As Yucaipa continues to fix issues raised in its annual financial reports, it has extended a contract for an auditor helping staff with the work.
The Yucaipa City Council on Monday, Aug. 23, unanimously agreed to use the services of accounting firm Van Lant & Frankhanel LLP for another year for $30,850.
Councilman Bobby Duncan initially objected because he said the firm should have caught years of alleged thefts by a former employee.
“I thought we had agreed, or at least there was some discussion, about changing the auditing company because of the embezzling,” Duncan said at the meeting.
Martha Amarilys Avalos, of Loma Linda, was charged in 2019 with felony grand theft and has pleaded not guilty. The San Bernardino County Sheriff’s Department said checks made payable to the city had been deposited into Avalos’ personal account. A preliminary hearing is currently set for Sept. 21.
City Manager Ray Casey told the council Monday the firm has been helpful in working with city staff to resolve some issues and the city is now working with a different partner at the firm.
“My recommendation at this point is to wait one more year until we get through these issues that we are engaged in” before changing auditors, Casey said.
The most recent issues were laid out at the Aug. 9 council meeting in the firm’s report for the fiscal year that ended in June 2020.
The first finding was a “significant deficiency regarding the calculation of building and planning fees,” the firm’s Brett Van Lant told the council.
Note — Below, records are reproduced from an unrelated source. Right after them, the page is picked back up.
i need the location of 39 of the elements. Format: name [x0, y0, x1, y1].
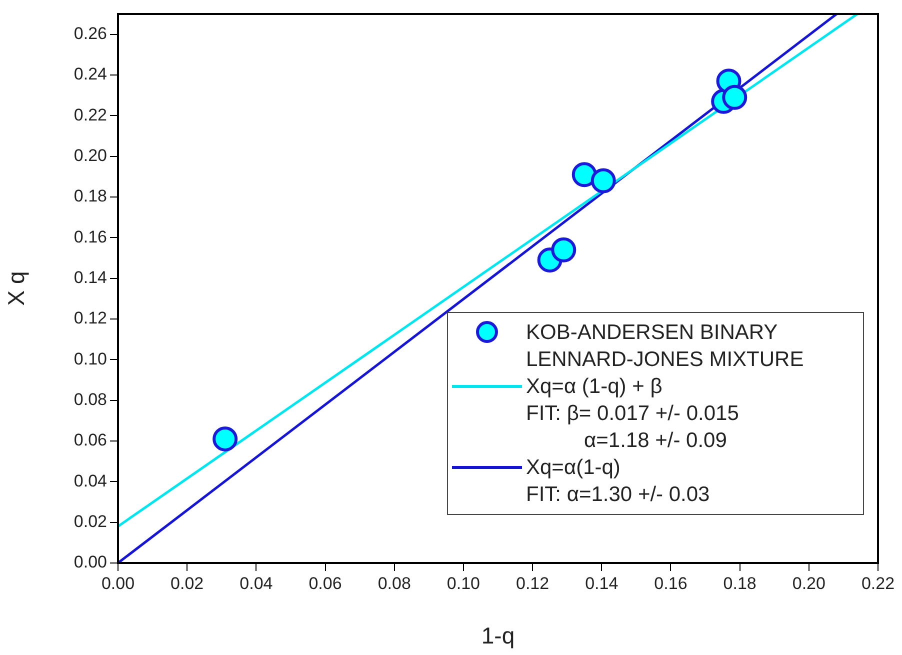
annotation: FIT: α=1.30 +/- 0.03: [525, 482, 711, 508]
x-tick-label: 0.12: [516, 574, 550, 593]
legend-label: Xq=α(1-q): [526, 455, 622, 481]
annotation: FIT: β= 0.017 +/- 0.015: [525, 401, 740, 427]
y-tick-label: 0.10: [74, 349, 107, 368]
y-tick-label: 0.12: [74, 308, 107, 328]
y-axis-title: X q: [3, 271, 30, 306]
legend-label: Xq=α (1-q) + β: [526, 374, 664, 400]
y-tick-label: 0.06: [74, 430, 107, 450]
point: [590, 168, 616, 194]
x-tick-label: 0.02: [170, 574, 204, 593]
y-tick-label: 0.08: [74, 390, 107, 410]
x-tick-label: 0.14: [585, 574, 618, 593]
x-tick-label: 0.22: [861, 574, 895, 593]
y-tick-label: 0.22: [74, 105, 107, 124]
x-tick-label: 0.00: [101, 574, 135, 593]
x-tick-label: 0.06: [308, 574, 342, 593]
point: [212, 426, 238, 452]
x-tick-label: 0.10: [446, 574, 480, 593]
x-tick-label: 0.04: [240, 574, 273, 593]
point: [722, 84, 748, 110]
x-tick-label: 0.08: [378, 574, 411, 593]
y-tick-label: 0.04: [74, 471, 107, 490]
x-tick-label: 0.18: [723, 574, 756, 593]
x-tick-label: 0.20: [792, 574, 826, 593]
y-tick-label: 0.18: [74, 186, 107, 206]
y-tick-label: 0.00: [74, 552, 107, 572]
y-tick-label: 0.26: [74, 24, 107, 44]
y-tick-label: 0.14: [74, 268, 107, 288]
x-axis-title: 1-q: [481, 622, 515, 649]
annotation: α=1.18 +/- 0.09: [583, 428, 728, 454]
y-tick-label: 0.24: [74, 64, 107, 84]
legend-label: KOB-ANDERSEN BINARY LENNARD-JONES MIXTURE: [526, 320, 805, 373]
point: [551, 237, 576, 262]
x-tick-label: 0.16: [654, 574, 688, 593]
y-tick-label: 0.16: [74, 227, 107, 246]
point: [572, 162, 597, 188]
y-tick-label: 0.20: [74, 146, 107, 166]
y-tick-label: 0.02: [74, 512, 107, 532]
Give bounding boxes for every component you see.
Building and planning fees for city services like inspections were not charged in accordance with the city’s master fee schedule.
Ryan Blackerby, the city’s finance manger, told the council that changes are already being made.
Many city fees were too low and not paying for staff time to conduct the services, and were therefore being subsidized by the general fund.
The council later that night approved adjustments to a wide range of city fees.
The second finding was “a material weakness” in accounting for funding sources for infrastructure projects, Van Lant told the council.
Adjustments needed to be made to accounting documents to record revenues and transfers for projects, which caused some deficits.
To correct this “we’ve made big pushes for improved communication between accounting and development staff,” Blackerby told the council.
The third finding laid out on Aug. 9 was that the city has advanced more than $23 million to various development impact fee (DIF) funds “resulting in a significant nonspendable fund balance in the General Fund and a commitment of future DIF funds to repay these amounts many years into the future,” according to a written report to the council.
Staff say they regularly evaluate the repayments made by builders, and comply with the loan agreements.
The firm’s audit report for the previous fiscal year ending in June 2019, which was presented to the council in March 2020, had included some of those concerns and more.
The auditor noted mail should be opened, and payments logged, before being distributed to departments or individuals. Management said they made changes to strengthen internal control.
The auditor also said monthly bank reconciliations need to occur on a timely basis. Management said they were shifting staffing to do so.
At Tuesday’s meeting, Casey said the city is working on resolving the issues, some of which go back three or four years.
“I believe that we made an awful lot of progress on those fronts that have been identified, and again, the auditor has been helpful in making recommendations in our operations to help solve,” Casey said. “So I think we will have resolved those issues this (fiscal) year,” which ends in June 2022.
While the California State Auditor’s release of a risk rating for cities for the fiscal year ending in June 2020 did not include Yucaipa due to a deadline extension, the city has ranked well in the last few years.
The state program identifies “local government agencies that are at high risk for the potential of waste, fraud, abuse, or mismanagement, or that have major challenges associated with their economy, efficiency, or effectiveness,” according to the state’s website.
The previous three years, Yucaipa has had a low overall risk of financial distress based on criteria such as general fund reserves, debt burden and pension costs.
“Residents may expect that the city will continue to provide essential services, such as fire, police, road maintenance, and parks,” the state website says. “Although this city’s overall financial position is relatively strong, all cities must plan for their long-term financial futures.”